Best pitcher in Mississippi high school baseball history? Great question, and I have no definitive answer. But I know of only one pitcher for whom a high school baseball team was created, and he became a three-time Major League All-Star. His name: Roy Oswalt.

Tiny Weir High School, which no longer exists, was known for its remarkable football program, which won six state championships. Indeed, Oswalt was a safety and wide receiver on the Weir state champs of 1994.

“We allowed seven yards total offense in the state championship game,” Oswalt, now 37, said. “I think that’s probably still a record.”

But Weir had never had a baseball team until Roy Oswalt came along, a skinny 10th grader with a rocket for an arm. He was throwing 90 mph when he was 15 years old and didn’t weigh more than 140 pounds.

So was the baseball program at Weir really created because of one skinny kid’s right arm?

“That’s the way the story goes,” Oswalt says, chuckling. “My dad pushed for it and helped get it in front of the school board. They passed it. My daddy (a logger) cleared some trees for the field and we had us a team.”

That first Weir team played 16 games. Oswalt pitched 14 of those.

“I can’t remember our record, but we made the playoffs,” Oswalt says. “We made the playoffs all three years. Never could win the state.”

Oswalt, who started school a year early, graduated at age 17 and at 5 feet, 11 inches and 150 pounds. Remarkably, a guy who would later win 163 Major League games, was not recruited by a major college and not drafted by a professional team out of high school.

He went to Holmes Community College on a half scholarship “probably mostly because of a friendship between my football coach at Weir (Joe Gant) and the coach at Holmes.”

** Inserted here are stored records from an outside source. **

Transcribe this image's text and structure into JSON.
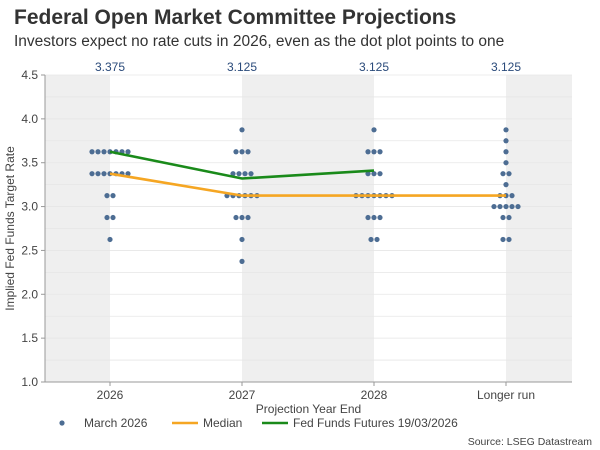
{
  "title": "Federal Open Market Committee Projections",
  "subtitle": "Investors expect no rate cuts in 2026, even as the dot plot points to one",
  "source": "Source: LSEG Datastream",
  "chart_data": {
    "type": "scatter",
    "xlabel": "Projection Year End",
    "ylabel": "Implied Fed Funds Target Rate",
    "ylim": [
      1.0,
      4.5
    ],
    "yticks": [
      "1.0",
      "1.5",
      "2.0",
      "2.5",
      "3.0",
      "3.5",
      "4.0",
      "4.5"
    ],
    "categories": [
      "2026",
      "2027",
      "2028",
      "Longer run"
    ],
    "top_labels": [
      "3.375",
      "3.125",
      "3.125",
      "3.125"
    ],
    "grid": true,
    "legend_placement": "bottom",
    "colors": {
      "dots": "#4d6d93",
      "median": "#f5a623",
      "futures": "#1a8a1a",
      "band": "#efefef",
      "top_label": "#2a4a7a"
    },
    "dots": {
      "name": "March 2026",
      "counts": [
        [
          [
            3.625,
            7
          ],
          [
            3.375,
            7
          ],
          [
            3.125,
            2
          ],
          [
            2.875,
            2
          ],
          [
            2.625,
            1
          ]
        ],
        [
          [
            3.875,
            1
          ],
          [
            3.625,
            3
          ],
          [
            3.375,
            4
          ],
          [
            3.125,
            6
          ],
          [
            2.875,
            3
          ],
          [
            2.625,
            1
          ],
          [
            2.375,
            1
          ]
        ],
        [
          [
            3.875,
            1
          ],
          [
            3.625,
            3
          ],
          [
            3.375,
            3
          ],
          [
            3.125,
            7
          ],
          [
            2.875,
            3
          ],
          [
            2.625,
            2
          ]
        ],
        [
          [
            3.875,
            1
          ],
          [
            3.75,
            1
          ],
          [
            3.625,
            1
          ],
          [
            3.5,
            1
          ],
          [
            3.375,
            2
          ],
          [
            3.25,
            1
          ],
          [
            3.125,
            3
          ],
          [
            3.0,
            5
          ],
          [
            2.875,
            2
          ],
          [
            2.625,
            2
          ]
        ]
      ]
    },
    "series": [
      {
        "name": "Median",
        "values": [
          3.375,
          3.125,
          3.125,
          3.125
        ]
      },
      {
        "name": "Fed Funds Futures 19/03/2026",
        "values": [
          3.625,
          3.32,
          3.41,
          null
        ]
      }
    ]
  }
}
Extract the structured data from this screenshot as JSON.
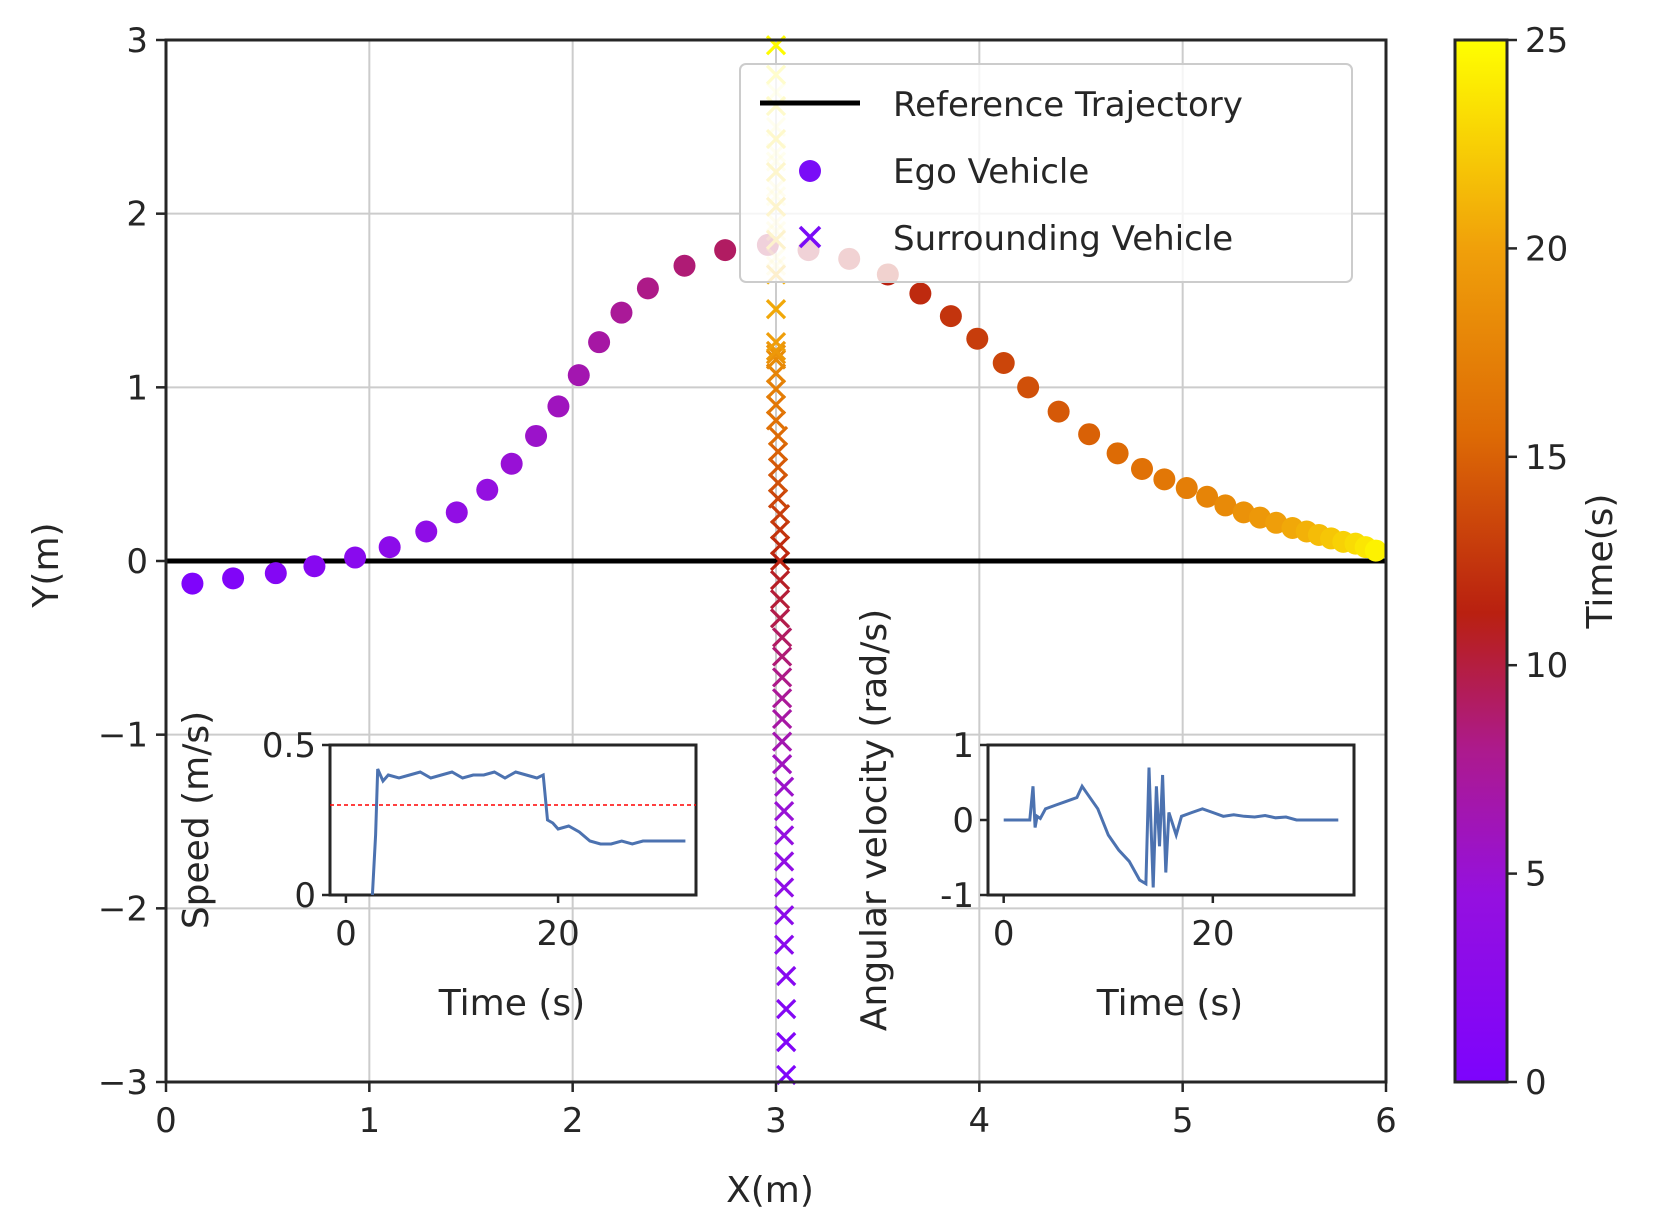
{
  "chart_data": [
    {
      "type": "scatter",
      "role": "main",
      "xlabel": "X(m)",
      "ylabel": "Y(m)",
      "xlim": [
        0,
        6
      ],
      "ylim": [
        -3,
        3
      ],
      "xticks": [
        0,
        1,
        2,
        3,
        4,
        5,
        6
      ],
      "xtick_labels": [
        "0",
        "1",
        "2",
        "3",
        "4",
        "5",
        "6"
      ],
      "yticks": [
        -3,
        -2,
        -1,
        0,
        1,
        2,
        3
      ],
      "ytick_labels": [
        "−3",
        "−2",
        "−1",
        "0",
        "1",
        "2",
        "3"
      ],
      "grid": true,
      "legend_position": "top-right",
      "legend": [
        {
          "name": "Reference Trajectory",
          "marker": "line",
          "color": "#000000"
        },
        {
          "name": "Ego Vehicle",
          "marker": "circle",
          "color": "#7a0cf7"
        },
        {
          "name": "Surrounding Vehicle",
          "marker": "x",
          "color": "#7a0cf7"
        }
      ],
      "reference_trajectory": {
        "x": [
          0,
          6
        ],
        "y": [
          0,
          0
        ],
        "color": "#000000"
      },
      "ego_vehicle": {
        "x": [
          0.13,
          0.33,
          0.54,
          0.73,
          0.93,
          1.1,
          1.28,
          1.43,
          1.58,
          1.7,
          1.82,
          1.93,
          2.03,
          2.13,
          2.24,
          2.37,
          2.55,
          2.75,
          2.96,
          3.16,
          3.36,
          3.55,
          3.71,
          3.86,
          3.99,
          4.12,
          4.24,
          4.39,
          4.54,
          4.68,
          4.8,
          4.91,
          5.02,
          5.12,
          5.21,
          5.3,
          5.38,
          5.46,
          5.54,
          5.61,
          5.67,
          5.73,
          5.79,
          5.85,
          5.9,
          5.95
        ],
        "y": [
          -0.13,
          -0.1,
          -0.07,
          -0.03,
          0.02,
          0.08,
          0.17,
          0.28,
          0.41,
          0.56,
          0.72,
          0.89,
          1.07,
          1.26,
          1.43,
          1.57,
          1.7,
          1.79,
          1.82,
          1.79,
          1.74,
          1.65,
          1.54,
          1.41,
          1.28,
          1.14,
          1.0,
          0.86,
          0.73,
          0.62,
          0.53,
          0.47,
          0.42,
          0.37,
          0.32,
          0.28,
          0.25,
          0.22,
          0.19,
          0.17,
          0.15,
          0.13,
          0.11,
          0.1,
          0.08,
          0.06
        ],
        "time": [
          0.3,
          0.8,
          1.3,
          1.8,
          2.3,
          2.8,
          3.3,
          3.8,
          4.4,
          4.9,
          5.4,
          5.9,
          6.5,
          7.0,
          7.5,
          8.1,
          8.6,
          9.1,
          9.7,
          10.2,
          10.7,
          11.3,
          11.8,
          12.4,
          12.9,
          13.4,
          14.0,
          14.5,
          15.0,
          15.6,
          16.1,
          16.6,
          17.2,
          17.7,
          18.2,
          18.8,
          19.3,
          19.8,
          20.4,
          20.9,
          21.5,
          22.0,
          22.6,
          23.1,
          23.7,
          24.3
        ]
      },
      "surrounding_vehicle": {
        "x": [
          3.05,
          3.05,
          3.05,
          3.05,
          3.04,
          3.04,
          3.04,
          3.04,
          3.04,
          3.04,
          3.04,
          3.03,
          3.03,
          3.03,
          3.03,
          3.03,
          3.03,
          3.03,
          3.02,
          3.02,
          3.02,
          3.02,
          3.02,
          3.02,
          3.02,
          3.01,
          3.01,
          3.01,
          3.01,
          3.01,
          3.0,
          3.0,
          3.0,
          3.0,
          3.0,
          3.0,
          3.0,
          3.0,
          3.0,
          3.0,
          3.0,
          3.0,
          3.0,
          3.0,
          3.0,
          3.0,
          3.0,
          3.0,
          3.0,
          3.0,
          3.0,
          3.0,
          3.0,
          3.0,
          3.0,
          3.0,
          3.0
        ],
        "y": [
          -2.96,
          -2.77,
          -2.58,
          -2.39,
          -2.21,
          -2.04,
          -1.88,
          -1.73,
          -1.58,
          -1.44,
          -1.3,
          -1.17,
          -1.04,
          -0.91,
          -0.79,
          -0.67,
          -0.55,
          -0.44,
          -0.33,
          -0.22,
          -0.11,
          0.0,
          0.09,
          0.18,
          0.27,
          0.36,
          0.45,
          0.54,
          0.63,
          0.72,
          0.81,
          0.9,
          0.99,
          1.08,
          1.16,
          1.19,
          1.21,
          1.26,
          1.45,
          1.65,
          1.85,
          2.04,
          2.24,
          2.43,
          2.62,
          2.8,
          2.97,
          1.7,
          1.9,
          2.1,
          2.3,
          2.5,
          2.7,
          1.75,
          1.95,
          2.15,
          2.35
        ],
        "time": [
          0.3,
          0.8,
          1.3,
          1.8,
          2.3,
          2.8,
          3.3,
          3.8,
          4.4,
          4.9,
          5.4,
          5.9,
          6.5,
          7.0,
          7.5,
          8.1,
          8.6,
          9.1,
          9.7,
          10.2,
          10.7,
          11.3,
          11.8,
          12.4,
          12.9,
          13.4,
          14.0,
          14.5,
          15.0,
          15.6,
          16.1,
          16.6,
          17.2,
          17.7,
          18.2,
          18.8,
          19.3,
          19.8,
          20.4,
          20.9,
          21.5,
          22.0,
          22.6,
          23.1,
          23.7,
          24.3,
          24.8,
          23.0,
          23.4,
          23.8,
          24.1,
          24.4,
          24.7,
          22.8,
          23.2,
          23.6,
          24.0
        ],
        "faded_indices_from": 47
      },
      "colorbar": {
        "label": "Time(s)",
        "range": [
          0,
          25
        ],
        "ticks": [
          0,
          5,
          10,
          15,
          20,
          25
        ],
        "tick_labels": [
          "0",
          "5",
          "10",
          "15",
          "20",
          "25"
        ],
        "colormap": [
          "#7d03fd",
          "#9510df",
          "#ad1a8c",
          "#b92010",
          "#dd6a05",
          "#f0a00a",
          "#ffff00"
        ]
      }
    },
    {
      "type": "line",
      "role": "inset-speed",
      "xlabel": "Time (s)",
      "ylabel": "Speed (m/s)",
      "xlim": [
        -1.5,
        33
      ],
      "ylim": [
        0,
        0.5
      ],
      "xticks": [
        0,
        20
      ],
      "xtick_labels": [
        "0",
        "20"
      ],
      "yticks": [
        0,
        0.5
      ],
      "ytick_labels": [
        "0",
        "0.5"
      ],
      "reference_line": {
        "y": 0.3,
        "color": "#ff0000",
        "style": "dashed"
      },
      "series": [
        {
          "name": "speed",
          "color": "#4c72b0",
          "x": [
            2.5,
            2.8,
            3.0,
            3.5,
            4,
            5,
            6,
            7,
            8,
            9,
            10,
            11,
            12,
            13,
            14,
            15,
            16,
            17,
            18,
            18.6,
            19,
            19.5,
            20,
            21,
            22,
            23,
            24,
            25,
            26,
            27,
            28,
            29,
            30,
            31,
            32
          ],
          "y": [
            0.0,
            0.2,
            0.42,
            0.38,
            0.4,
            0.39,
            0.4,
            0.41,
            0.39,
            0.4,
            0.41,
            0.39,
            0.4,
            0.4,
            0.41,
            0.39,
            0.41,
            0.4,
            0.39,
            0.4,
            0.25,
            0.24,
            0.22,
            0.23,
            0.21,
            0.18,
            0.17,
            0.17,
            0.18,
            0.17,
            0.18,
            0.18,
            0.18,
            0.18,
            0.18
          ]
        }
      ]
    },
    {
      "type": "line",
      "role": "inset-angular",
      "xlabel": "Time (s)",
      "ylabel": "Angular velocity (rad/s)",
      "xlim": [
        -1.5,
        33.5
      ],
      "ylim": [
        -1,
        1
      ],
      "xticks": [
        0,
        20
      ],
      "xtick_labels": [
        "0",
        "20"
      ],
      "yticks": [
        -1,
        0,
        1
      ],
      "ytick_labels": [
        "-1",
        "0",
        "1"
      ],
      "series": [
        {
          "name": "angular velocity",
          "color": "#4c72b0",
          "x": [
            0,
            2.5,
            2.8,
            3.0,
            3.2,
            3.5,
            4,
            5,
            6,
            7,
            7.5,
            8,
            9,
            10,
            11,
            12,
            13,
            13.6,
            13.9,
            14.3,
            14.6,
            14.9,
            15.2,
            15.5,
            15.8,
            16.5,
            17,
            18,
            19,
            20,
            21,
            22,
            23,
            24,
            25,
            26,
            27,
            28,
            30,
            32
          ],
          "y": [
            0.0,
            0.0,
            0.45,
            -0.1,
            0.05,
            0.02,
            0.15,
            0.2,
            0.25,
            0.3,
            0.45,
            0.35,
            0.15,
            -0.2,
            -0.4,
            -0.55,
            -0.8,
            -0.85,
            0.7,
            -0.9,
            0.45,
            -0.35,
            0.6,
            -0.7,
            0.1,
            -0.2,
            0.05,
            0.1,
            0.15,
            0.1,
            0.05,
            0.07,
            0.05,
            0.04,
            0.06,
            0.03,
            0.04,
            0.0,
            0.0,
            0.0
          ]
        }
      ]
    }
  ]
}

At Holmes, he grew two inches and put on about 20 pounds of muscle his freshman year. His fastball went from around 90 to a 97-98 mph. That got everybody’s attention, including the Houston Astros who drafted him after his freshman year and Mississippi State who signed him to a letter of intent. The Astros, who had drafted him in the 23rd round, signed him before the draft for close to first-round money.

“I had always wanted to pitch for State, but it was just too much money to turn down,” Oswalt says. The Astros were pitching rich at the time and it took Oswalt four seasons to make the Major Leagues. Once there, Oswalt became one of the most accomplished pitchers in the sport, 14-3 as a rookie in 2001, three times an All-Star, two times a 20-game winner, five times a top five finisher for the Cy Young Award. He was known for his competitiveness and for being at his best in the biggest games. He was the MVP of the 2005 National League championship series.

Before all that he was the pitching star of the U.S. gold medal-winning baseball team in the 2000 Olympics. His numbers — 163-102 record, 3.36 career ERA before his retirement in 2013 — certainly should merit consideration for Cooperstown. He is a cinch for the Mississippi Sports Hall of Fame. He will become eligible in 2018.

Oswalt, father of three girls all under age 10, now makes his home in Starkville. Yes, he says, he misses the competition Major League baseball provided.

“I do miss being on the mound with the ball in my hand and having control of a game,” Oswalt says. “I’ll always miss that. But I don’t miss the travel, not at all. I like having my clothes all in one place.”

When he’s not hunting deer, turkeys, squirrels, etc., Oswalt works as a baseball players’ agent with his former agent, Robert Garber.

Says Oswalt, “Baseball’s still part of my life; it always will be.”